Georgia Living Will Template
This Georgia Living Will Template is designed in accordance with the Georgia Advance Directive for Health Care Act. It allows you to outline your preferences for medical treatment in the event that you are unable to communicate your wishes.
Personal Information
Full Name: ________________________________
Date of Birth: _____________________________
Address: __________________________________
City: ______________________________________
State: Georgia
Zip Code: _________________________________
Telephone Number: _________________________
Living Will Declarations
This section of the document declares your wishes regarding the provision, withholding, or withdrawal of life-sustaining procedures and other medical treatments if you are in a terminal condition, in a state of permanent unconsciousness, or otherwise unable to make decisions about your medical care.
Directions for Health Care
- I wish to receive the following life-sustaining treatments: ________________________________________________
- I do not wish to receive the following life-sustaining treatments: _____________________________________________
- In the event of a terminal condition, I wish to: (a) have all treatments other than those needed for comfort care, or (b) refuse or withdraw treatment that only prolongs the dying process but does not provide comfort or relieve pain.
- Additional instructions (if any): __________________________________________________________________________________
Health Care Agent
Designating a health care agent is optional; however, if you choose to designate an agent, that person will have the authority to make health care decisions on your behalf in accordance with this document if you are unable to make decisions for yourself.
Agent's Full Name: ________________________________
Agent's Relationship to Me: _________________________
Agent's Address: ___________________________________
Agent's Telephone Number: __________________________
Successor Health Care Agent (Optional)
In the event my primary agent is unable or unwilling to serve, I designate the following person as my successor health care agent:
Successor Agent's Full Name: ________________________________
Successor Agent's Relationship to Me: _________________________
Successor Agent's Address: ___________________________________
Successor Agent's Telephone Number: __________________________
Signatures
This living will shall become effective only upon my incapacity to communicate my health care decisions. I understand the nature and purpose of this document and sign it voluntarily.

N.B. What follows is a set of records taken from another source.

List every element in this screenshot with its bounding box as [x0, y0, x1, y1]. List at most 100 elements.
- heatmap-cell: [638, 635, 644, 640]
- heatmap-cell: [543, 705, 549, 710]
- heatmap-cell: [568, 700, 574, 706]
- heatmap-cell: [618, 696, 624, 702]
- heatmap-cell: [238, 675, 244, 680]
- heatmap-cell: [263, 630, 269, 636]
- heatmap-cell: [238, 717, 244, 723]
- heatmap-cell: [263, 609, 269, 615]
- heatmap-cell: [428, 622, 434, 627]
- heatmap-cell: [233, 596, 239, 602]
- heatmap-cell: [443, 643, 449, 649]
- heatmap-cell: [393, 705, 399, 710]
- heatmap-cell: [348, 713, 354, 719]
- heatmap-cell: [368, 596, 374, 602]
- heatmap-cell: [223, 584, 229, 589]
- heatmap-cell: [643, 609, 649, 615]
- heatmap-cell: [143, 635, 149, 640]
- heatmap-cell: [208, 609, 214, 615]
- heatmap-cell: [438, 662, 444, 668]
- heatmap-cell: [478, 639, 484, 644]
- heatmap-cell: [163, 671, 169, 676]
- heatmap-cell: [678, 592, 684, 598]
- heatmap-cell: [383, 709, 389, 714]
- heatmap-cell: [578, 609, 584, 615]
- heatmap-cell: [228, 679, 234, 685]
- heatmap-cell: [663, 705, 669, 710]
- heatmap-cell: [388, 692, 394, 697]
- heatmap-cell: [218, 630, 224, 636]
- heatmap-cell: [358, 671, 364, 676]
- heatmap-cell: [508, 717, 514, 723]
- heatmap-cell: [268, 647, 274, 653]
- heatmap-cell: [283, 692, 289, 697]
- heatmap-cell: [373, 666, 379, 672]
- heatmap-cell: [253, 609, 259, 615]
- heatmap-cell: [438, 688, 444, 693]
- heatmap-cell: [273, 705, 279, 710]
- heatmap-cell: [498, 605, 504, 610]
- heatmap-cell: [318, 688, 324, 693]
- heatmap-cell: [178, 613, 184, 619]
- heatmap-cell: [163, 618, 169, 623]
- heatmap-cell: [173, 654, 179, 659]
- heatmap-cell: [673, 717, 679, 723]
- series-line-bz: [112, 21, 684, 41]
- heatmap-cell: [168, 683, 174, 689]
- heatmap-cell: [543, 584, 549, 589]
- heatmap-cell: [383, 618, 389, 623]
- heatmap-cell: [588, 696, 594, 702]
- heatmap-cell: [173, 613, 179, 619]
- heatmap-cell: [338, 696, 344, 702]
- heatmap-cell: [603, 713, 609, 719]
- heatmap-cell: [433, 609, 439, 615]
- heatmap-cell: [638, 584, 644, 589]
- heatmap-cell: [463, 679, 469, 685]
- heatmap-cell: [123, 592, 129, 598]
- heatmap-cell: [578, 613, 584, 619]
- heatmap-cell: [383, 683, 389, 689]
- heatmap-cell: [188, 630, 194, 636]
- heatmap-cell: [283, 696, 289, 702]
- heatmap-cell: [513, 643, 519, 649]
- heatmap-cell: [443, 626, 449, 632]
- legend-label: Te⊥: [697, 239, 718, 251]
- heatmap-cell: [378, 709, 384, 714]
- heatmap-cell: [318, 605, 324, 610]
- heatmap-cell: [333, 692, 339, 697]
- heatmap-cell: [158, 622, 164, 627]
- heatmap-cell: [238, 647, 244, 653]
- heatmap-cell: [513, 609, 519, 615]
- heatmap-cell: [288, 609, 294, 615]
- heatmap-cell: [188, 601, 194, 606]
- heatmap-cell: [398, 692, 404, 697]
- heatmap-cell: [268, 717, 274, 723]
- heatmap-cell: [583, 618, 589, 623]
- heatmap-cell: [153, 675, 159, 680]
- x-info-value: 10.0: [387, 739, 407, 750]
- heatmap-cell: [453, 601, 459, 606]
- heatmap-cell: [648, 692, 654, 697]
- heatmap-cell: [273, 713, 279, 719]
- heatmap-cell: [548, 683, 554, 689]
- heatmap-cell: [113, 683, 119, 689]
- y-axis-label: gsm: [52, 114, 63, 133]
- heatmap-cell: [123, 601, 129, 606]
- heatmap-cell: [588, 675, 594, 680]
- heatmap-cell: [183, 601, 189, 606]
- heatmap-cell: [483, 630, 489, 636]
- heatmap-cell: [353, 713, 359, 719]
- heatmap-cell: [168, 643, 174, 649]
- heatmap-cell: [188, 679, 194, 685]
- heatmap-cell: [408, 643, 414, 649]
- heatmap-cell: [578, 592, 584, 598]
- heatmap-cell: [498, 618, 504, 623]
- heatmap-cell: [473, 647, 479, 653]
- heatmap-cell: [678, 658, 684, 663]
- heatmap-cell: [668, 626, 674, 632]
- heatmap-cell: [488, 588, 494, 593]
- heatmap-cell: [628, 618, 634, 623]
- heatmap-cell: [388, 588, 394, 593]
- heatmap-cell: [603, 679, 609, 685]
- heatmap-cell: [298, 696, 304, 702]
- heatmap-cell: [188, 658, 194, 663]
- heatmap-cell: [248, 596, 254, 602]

Principal's Signature: ______________________________ Date: _______________
Witness #1 Signature: _______________________________ Date: _______________
Print Name: _____________________________________________________________
Witness #2 Signature: _______________________________ Date: _______________
Print Name: _____________________________________________________________
This document is executed in accordance with the laws of the State of Georgia. It is recommended that you review this document regularly and keep an updated copy in a place where it is easily accessible to your family and health care providers.